The Hataris home was a single. Blindingly white like Renway’s but with pink trim and in disrepair. Its front square of lawn was brown in spots, and a stunted orange tree was slowly expiring from heat and lack of water. Brilliant red bougainvillea grew lush and wild along the side of the place, though, loving the sun and twining thick tendrils into the peeling lattice. The white latticework in front, on each side of the door, also needed paint, and was broken here and there as if someone had kicked it. The pink-and-white-striped metal awning over the front door was rusty and canted at a sideways angle.
Carver started to ring the bell but saw there was only a rust-rimmed hole where the pushbutton used to be, so he knocked three times with the crook of his cane. The rapping sounded muffled and distant in the sultry air. He felt dizzy for a second, his ears buzzing.
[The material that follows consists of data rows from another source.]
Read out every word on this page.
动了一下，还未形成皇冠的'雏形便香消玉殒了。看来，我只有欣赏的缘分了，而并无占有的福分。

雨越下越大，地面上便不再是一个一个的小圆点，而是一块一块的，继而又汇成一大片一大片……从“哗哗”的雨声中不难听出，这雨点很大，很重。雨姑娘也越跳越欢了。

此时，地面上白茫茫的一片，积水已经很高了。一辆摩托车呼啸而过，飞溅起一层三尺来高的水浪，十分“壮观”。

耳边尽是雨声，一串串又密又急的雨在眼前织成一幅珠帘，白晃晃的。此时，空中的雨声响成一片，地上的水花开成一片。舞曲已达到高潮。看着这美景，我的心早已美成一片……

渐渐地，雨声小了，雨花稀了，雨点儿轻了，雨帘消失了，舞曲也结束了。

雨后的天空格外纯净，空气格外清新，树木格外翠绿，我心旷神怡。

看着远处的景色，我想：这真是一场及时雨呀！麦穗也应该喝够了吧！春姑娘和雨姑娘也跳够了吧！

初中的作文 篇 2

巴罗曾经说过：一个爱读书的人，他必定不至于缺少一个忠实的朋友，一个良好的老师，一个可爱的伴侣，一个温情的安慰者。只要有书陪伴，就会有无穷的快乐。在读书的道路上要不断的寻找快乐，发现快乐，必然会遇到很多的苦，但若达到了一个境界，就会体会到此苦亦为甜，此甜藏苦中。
The woman who opened the door was about forty, overweight, with bushy, carrot-colored hair and red-rimmed blue eyes. A large wart thrived on the left side of her nose, just above the nostril. She seemed almost to have expected Carver to knock on her door; must have seen him roaming around the Renway trailer. Her eyes took a trip down him, saw the cane, then peered into his eyes curiously and intently. Hers were infinitely sad eyes, deep with self-pity and defeat and yearning.
Are you one of us?
The world’s victims have a quiet understanding and recognition of each other; they’re resigned to fate and to permanent membership in the losers’ club. They want pity from each other. Mock understanding. Most of all, they want to be reassured that it wasn’t their fault, any of it. It was somebody else’s fault. Or it was bad, bad luck.
I’m not one of you
, he screamed at her with his eyes.
I haven’t given up and never will!
She got the message, he could tell. A flicker of respect, then her eyes became shallow and concealing ponds of blue, her features set.
He said, “I was looking for Bert Renway. Know where I can find him?”
“Not if he ain’t home.”
“You Mrs. Hataris?”
“
Ms.
Hataris.” She drew it out, pronouncing it “Mizzz.” The rancid odor of stale perspiration hit him. It was hot inside the trailer. Getting hotter as she stood there with the door open.